By: Collin Thomas, Associate Board Member, Green Empowerment
Electricity is fundamental to functioning health care and economic opportunity. Yet, globally, it is estimated that over 700 million people lack access to electricity. In addition, many people reside in remote locations without modern communications or transportation infrastructure. For these “last-mile” communities, developing reliable electricity access can fundamentally change their prospect for health, education and economic opportunity.
Rural Electrification at the Last-Mile
Renewable energy mini-grids are a promising solution to last-mile electrification. As one of the more affordable technologies for small-scale systems, micro-hydro has been demonstrated to be a clean, reliable resource for providing electricity access for last-mile communities.
Constructed of relatively inexpensive materials, micro-hydro projects can be deployed economically even in challenging locations. The technology and design principles are relatively simple. Water is diverted from a stream down a water conveyance system (typically a pipe or channel) into a concrete forebay. Water accumulates in the forebay, and any sediment settles to the bottom. From the forebay, water travels downward via the penstock through a turbine which provides power the generator can convert into electrical energy. Power is then transmitted across a transmission system to the community, and the water is returned to the river. The equipment is constructed primarily of steel, concrete, and sometimes other types of piping materials, such as PVC, making the systems economical and relatively easy to procure.
The simplicity of the design enables local community members to become trained in servicing the systems. Although there are often obstacles to installing systems in remote locations with limited or seasonal road access, the specific materials used to construct the projects can be tailored to fit the challenges. As a result, communities have proven to be incredibly resourceful in finding solutions to the most difficult of problems.
Supporting a Sustainable Future
Without alternative options for electricity, many rural villages rely on diesel-fueled generators to serve lighting and other primary electrical loads. But diesel generators come with a host of problems. Fuel is costly and must be transported to the communities. In addition, when running, the generators produce noise and harmful exhaust fumes. For all those reasons, diesel generators are run selectively, and electricity is only available on a limited and sporadic basis.
Micro-hydro solutions can relieve all of these problems. For example, in Long Tanid, a small village in Malaysian Borneo, Green Empowerment and our long-time partner TONIBUNG worked with community members to install a micro-hydro system. The project was supported by Seacology, a funder focused on community-led conservation, in exchange for the community’s commitment to protect 1,379 acres of highly biodiverse rainforests within Long Tanid’s watershed. The project was installed in 2022 and now provides 11.6kW of 24/7 power to 54 households in the community. The system is administered by a community-elected energy committee that established a tariff structure to fund the costs of maintaining the project.
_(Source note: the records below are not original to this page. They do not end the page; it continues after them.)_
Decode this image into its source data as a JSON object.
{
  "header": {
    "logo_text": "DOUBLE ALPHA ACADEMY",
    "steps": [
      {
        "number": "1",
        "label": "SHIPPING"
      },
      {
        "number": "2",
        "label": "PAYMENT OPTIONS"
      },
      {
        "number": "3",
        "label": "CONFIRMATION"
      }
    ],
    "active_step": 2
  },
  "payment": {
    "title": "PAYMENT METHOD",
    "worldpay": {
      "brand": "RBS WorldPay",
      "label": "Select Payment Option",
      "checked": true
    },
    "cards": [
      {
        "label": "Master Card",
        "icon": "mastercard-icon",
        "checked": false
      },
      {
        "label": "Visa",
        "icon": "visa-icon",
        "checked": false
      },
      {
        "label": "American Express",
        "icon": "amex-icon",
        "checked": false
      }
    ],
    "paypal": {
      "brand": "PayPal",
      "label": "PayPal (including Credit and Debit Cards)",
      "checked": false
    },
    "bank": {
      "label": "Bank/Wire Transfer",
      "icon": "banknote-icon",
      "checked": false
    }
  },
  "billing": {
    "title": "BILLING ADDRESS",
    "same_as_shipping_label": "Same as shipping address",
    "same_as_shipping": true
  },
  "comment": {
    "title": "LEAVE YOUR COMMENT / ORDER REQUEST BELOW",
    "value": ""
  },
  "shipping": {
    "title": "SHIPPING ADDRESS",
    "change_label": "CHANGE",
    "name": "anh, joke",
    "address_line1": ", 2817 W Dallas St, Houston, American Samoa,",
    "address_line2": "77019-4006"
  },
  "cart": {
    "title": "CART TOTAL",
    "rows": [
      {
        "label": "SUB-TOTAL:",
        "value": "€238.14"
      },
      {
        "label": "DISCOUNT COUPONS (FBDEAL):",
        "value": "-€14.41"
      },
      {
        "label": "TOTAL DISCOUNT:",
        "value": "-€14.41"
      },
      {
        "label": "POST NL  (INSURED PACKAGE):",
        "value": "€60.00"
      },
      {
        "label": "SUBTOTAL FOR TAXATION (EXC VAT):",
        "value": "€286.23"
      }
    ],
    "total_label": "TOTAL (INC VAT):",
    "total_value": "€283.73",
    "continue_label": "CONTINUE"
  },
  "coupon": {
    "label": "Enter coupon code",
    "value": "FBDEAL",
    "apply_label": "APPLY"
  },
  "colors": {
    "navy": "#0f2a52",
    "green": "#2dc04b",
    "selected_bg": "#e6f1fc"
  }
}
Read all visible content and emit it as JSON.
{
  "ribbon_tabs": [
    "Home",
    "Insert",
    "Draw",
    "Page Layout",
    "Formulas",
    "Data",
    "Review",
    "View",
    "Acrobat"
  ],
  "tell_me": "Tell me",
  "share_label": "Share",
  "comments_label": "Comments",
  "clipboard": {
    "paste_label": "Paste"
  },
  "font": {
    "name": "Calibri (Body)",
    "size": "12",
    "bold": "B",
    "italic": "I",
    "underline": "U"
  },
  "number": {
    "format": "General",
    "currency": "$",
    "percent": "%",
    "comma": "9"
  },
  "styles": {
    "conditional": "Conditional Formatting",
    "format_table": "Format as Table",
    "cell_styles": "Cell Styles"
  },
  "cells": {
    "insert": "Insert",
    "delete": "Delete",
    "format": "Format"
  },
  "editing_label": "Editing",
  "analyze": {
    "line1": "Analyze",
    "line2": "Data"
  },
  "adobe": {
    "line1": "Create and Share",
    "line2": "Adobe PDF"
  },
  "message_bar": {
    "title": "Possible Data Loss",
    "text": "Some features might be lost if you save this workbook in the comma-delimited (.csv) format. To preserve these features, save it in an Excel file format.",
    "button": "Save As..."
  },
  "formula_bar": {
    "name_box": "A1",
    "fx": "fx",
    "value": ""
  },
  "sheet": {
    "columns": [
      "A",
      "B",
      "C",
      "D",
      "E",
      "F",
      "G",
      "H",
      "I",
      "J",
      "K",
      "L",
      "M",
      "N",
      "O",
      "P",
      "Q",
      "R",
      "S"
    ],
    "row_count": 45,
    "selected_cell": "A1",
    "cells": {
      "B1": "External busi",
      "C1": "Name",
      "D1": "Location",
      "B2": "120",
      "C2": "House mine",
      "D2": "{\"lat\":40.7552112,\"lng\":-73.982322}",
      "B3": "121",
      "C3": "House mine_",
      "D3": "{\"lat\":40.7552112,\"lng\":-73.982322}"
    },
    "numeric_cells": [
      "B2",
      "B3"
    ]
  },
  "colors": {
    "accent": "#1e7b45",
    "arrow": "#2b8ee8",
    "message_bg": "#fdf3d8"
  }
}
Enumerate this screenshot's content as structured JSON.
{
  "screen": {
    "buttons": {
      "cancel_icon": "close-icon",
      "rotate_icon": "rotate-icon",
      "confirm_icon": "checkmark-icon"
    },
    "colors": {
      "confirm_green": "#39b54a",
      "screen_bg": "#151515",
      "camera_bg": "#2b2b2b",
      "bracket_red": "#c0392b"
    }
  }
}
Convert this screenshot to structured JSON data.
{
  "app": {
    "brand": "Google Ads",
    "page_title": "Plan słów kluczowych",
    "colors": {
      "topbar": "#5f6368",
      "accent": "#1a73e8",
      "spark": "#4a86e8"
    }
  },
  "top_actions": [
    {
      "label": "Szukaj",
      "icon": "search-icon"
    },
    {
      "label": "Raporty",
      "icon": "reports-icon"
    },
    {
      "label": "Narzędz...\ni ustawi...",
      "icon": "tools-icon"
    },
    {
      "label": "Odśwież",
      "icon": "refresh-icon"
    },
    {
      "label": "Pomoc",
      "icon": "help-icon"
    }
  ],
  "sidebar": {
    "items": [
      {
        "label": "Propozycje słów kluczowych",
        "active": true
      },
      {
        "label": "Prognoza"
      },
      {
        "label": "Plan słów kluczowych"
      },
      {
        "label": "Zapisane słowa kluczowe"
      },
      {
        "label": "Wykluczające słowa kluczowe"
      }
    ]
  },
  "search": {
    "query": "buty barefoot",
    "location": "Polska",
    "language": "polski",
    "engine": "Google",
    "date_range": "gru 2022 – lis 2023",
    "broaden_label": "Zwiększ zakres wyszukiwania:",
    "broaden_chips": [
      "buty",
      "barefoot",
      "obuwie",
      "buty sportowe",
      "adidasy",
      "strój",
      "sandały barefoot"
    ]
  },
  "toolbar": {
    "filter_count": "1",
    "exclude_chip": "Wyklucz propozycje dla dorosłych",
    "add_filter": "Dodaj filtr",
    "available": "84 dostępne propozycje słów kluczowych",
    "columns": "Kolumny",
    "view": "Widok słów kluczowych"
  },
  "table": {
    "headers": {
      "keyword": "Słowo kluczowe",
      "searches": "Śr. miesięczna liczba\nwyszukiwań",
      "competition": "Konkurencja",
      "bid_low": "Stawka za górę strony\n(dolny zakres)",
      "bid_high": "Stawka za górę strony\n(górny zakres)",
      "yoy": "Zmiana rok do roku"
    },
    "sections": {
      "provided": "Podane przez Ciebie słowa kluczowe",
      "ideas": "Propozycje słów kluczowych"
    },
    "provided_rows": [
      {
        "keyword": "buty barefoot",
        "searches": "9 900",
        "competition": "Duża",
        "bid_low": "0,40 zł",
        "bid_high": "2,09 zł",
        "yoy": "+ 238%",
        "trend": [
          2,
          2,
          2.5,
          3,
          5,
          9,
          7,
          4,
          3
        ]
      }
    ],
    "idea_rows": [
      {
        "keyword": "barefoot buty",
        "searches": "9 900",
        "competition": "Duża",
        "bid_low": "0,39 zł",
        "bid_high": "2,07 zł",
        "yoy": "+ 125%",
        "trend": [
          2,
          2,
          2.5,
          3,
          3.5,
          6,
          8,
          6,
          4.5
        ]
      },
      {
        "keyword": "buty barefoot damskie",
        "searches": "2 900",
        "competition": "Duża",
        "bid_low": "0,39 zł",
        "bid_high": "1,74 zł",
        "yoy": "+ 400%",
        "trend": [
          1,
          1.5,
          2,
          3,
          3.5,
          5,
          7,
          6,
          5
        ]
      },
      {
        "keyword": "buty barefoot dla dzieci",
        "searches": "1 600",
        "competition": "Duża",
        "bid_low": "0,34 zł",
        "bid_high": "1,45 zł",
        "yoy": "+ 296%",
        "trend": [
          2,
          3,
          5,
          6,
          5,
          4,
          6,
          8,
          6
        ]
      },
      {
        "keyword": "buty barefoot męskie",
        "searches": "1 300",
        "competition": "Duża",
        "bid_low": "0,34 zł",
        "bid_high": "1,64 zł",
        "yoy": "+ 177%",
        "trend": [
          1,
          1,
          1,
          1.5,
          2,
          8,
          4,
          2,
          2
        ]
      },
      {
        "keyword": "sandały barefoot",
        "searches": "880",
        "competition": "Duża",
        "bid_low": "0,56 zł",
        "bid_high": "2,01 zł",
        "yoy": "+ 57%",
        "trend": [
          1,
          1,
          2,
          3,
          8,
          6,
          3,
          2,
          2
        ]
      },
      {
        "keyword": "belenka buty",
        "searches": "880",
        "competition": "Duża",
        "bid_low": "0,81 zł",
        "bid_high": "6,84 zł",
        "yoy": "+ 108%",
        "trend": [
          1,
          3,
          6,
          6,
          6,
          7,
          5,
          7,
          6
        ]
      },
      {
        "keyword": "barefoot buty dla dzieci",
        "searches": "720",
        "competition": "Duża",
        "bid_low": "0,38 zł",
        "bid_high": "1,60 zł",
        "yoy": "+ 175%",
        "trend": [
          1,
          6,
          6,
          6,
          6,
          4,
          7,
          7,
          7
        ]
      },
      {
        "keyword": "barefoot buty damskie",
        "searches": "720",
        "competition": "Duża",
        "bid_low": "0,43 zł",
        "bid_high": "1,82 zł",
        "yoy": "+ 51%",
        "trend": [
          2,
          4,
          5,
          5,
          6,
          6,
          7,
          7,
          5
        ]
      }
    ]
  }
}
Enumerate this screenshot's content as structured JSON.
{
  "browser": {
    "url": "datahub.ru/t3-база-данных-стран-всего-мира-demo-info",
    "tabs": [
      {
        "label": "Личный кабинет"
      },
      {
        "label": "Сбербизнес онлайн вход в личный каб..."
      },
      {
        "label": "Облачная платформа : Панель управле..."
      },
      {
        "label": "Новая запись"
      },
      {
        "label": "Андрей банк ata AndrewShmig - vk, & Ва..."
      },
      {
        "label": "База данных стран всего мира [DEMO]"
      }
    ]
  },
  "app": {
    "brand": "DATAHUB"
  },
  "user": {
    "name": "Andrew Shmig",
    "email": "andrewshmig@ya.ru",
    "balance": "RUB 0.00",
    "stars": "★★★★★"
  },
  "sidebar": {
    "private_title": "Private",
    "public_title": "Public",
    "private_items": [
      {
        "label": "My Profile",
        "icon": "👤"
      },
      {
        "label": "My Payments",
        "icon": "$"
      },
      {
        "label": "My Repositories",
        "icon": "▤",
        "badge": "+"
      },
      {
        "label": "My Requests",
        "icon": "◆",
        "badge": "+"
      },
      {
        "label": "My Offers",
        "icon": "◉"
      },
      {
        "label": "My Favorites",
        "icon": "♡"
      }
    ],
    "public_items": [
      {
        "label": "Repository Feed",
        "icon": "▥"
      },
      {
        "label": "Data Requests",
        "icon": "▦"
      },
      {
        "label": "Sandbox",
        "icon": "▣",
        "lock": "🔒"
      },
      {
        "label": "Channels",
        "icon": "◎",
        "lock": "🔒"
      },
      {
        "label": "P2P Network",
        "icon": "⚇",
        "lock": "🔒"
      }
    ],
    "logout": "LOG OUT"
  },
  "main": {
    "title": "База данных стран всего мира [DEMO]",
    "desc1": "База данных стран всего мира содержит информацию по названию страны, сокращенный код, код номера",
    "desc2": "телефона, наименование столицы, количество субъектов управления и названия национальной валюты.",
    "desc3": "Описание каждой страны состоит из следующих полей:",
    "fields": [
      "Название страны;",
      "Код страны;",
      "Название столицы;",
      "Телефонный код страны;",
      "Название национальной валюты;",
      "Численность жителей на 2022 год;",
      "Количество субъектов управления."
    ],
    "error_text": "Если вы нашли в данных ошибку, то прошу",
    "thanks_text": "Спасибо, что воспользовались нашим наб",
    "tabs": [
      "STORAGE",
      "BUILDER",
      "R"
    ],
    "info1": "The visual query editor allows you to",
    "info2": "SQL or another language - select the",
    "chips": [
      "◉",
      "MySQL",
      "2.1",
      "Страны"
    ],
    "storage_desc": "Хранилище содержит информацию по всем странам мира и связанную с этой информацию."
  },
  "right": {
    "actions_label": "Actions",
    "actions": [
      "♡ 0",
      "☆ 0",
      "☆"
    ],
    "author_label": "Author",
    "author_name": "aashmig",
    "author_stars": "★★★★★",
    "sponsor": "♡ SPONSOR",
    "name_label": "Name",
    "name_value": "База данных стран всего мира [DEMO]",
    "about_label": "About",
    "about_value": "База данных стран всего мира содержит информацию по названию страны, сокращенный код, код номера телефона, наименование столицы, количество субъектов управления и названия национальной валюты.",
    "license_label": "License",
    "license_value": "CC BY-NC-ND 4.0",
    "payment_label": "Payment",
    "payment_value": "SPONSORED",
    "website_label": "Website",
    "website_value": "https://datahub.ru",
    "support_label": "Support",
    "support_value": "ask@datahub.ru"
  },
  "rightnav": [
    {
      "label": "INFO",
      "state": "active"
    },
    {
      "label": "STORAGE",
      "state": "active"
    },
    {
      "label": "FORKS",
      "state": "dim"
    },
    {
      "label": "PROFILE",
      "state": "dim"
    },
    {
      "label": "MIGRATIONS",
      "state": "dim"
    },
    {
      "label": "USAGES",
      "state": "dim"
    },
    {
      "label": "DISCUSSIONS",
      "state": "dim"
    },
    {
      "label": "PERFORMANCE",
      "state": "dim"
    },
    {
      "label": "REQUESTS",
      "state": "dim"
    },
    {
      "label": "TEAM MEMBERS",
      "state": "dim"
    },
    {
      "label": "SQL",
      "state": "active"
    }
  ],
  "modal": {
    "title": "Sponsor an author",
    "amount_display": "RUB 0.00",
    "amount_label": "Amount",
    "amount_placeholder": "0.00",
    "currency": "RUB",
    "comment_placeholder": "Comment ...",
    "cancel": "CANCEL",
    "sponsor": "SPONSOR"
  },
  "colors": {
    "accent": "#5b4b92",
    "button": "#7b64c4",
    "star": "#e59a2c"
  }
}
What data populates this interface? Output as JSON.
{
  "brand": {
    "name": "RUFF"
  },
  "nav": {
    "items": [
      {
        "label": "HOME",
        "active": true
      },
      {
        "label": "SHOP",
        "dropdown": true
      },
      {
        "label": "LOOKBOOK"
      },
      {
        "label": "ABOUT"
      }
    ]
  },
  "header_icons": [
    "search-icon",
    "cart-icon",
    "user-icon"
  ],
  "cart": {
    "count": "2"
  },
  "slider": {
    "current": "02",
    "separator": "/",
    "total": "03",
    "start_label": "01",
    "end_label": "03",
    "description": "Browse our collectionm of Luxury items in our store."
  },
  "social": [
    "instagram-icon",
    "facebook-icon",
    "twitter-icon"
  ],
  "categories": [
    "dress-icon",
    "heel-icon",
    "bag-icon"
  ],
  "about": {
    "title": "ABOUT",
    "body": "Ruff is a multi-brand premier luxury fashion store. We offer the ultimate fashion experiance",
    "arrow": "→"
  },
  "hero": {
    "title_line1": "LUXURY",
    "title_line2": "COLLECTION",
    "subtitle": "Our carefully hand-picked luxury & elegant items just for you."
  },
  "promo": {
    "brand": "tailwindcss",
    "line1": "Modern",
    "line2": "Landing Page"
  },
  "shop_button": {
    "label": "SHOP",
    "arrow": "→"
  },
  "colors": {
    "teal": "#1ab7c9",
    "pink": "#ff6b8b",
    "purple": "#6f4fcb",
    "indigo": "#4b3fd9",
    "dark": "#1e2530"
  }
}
Community-Owned & Operated
Community members assigned as system operators have been trained to perform regular maintenance on the equipment, and their work is paid for by funds collected from users. The project was envisioned with community involvement. It produces electricity for the benefit of the community and is administered, maintained, and funded by community members. This circular approach ensures broad buy-in for the project and that all the project’s benefits are received by those who have invested their time, money, and resources to bring it to fruition.
With the project installed, community members are paying roughly half the cost for electricity compared to buying diesel fuel and have access to electricity without toxic fumes or noise and with little interruption. While those benefits alone are significant, the second-order impacts have also contributed to the quality of life in the community. Recognizing the organizing capacity of the community, the local government supported their efforts by contributing an internet router, which now provides the village with free, 24/7 internet access. This internet access, coupled with money saved, has allowed families to invest in and gain better access to education. It has also allowed people to invest in small businesses and communicate more frequently with family members who have moved to the cities.
The value of micro-hydro projects, especially in last-mile communities like Long Tanid, are enormous. While it is extremely important for new projects to be approached in a community-oriented way and in partnership with local organizations, there is still an opportunity to pursue scale. Green Empowerment and partners established the Sabah Roadmap Project in Malaysia to harness data and collaborate with the government to achieve 100% rural electrification without adding pressure to the environment. The project will electrify 203 villages in Sabah in the next 10 years, an acceleration in development powered by coalition building.
Developing electricity access for last-mile communities is a challenging endeavor. Finding solutions requires community engagement and emphasizing simple, executable design concepts. Micro-hydro projects can fit the bill in many situations, providing enormous benefits for many years to come.
Collin Thomas is a member of the Green Empowerment Associate Board. He has spent the majority of his career working in the renewable energy industry, currently working for Triple Oak Power developing large-scale wind and other renewable energy projects. He and his wife live in Carson City, Nevada with their two dogs.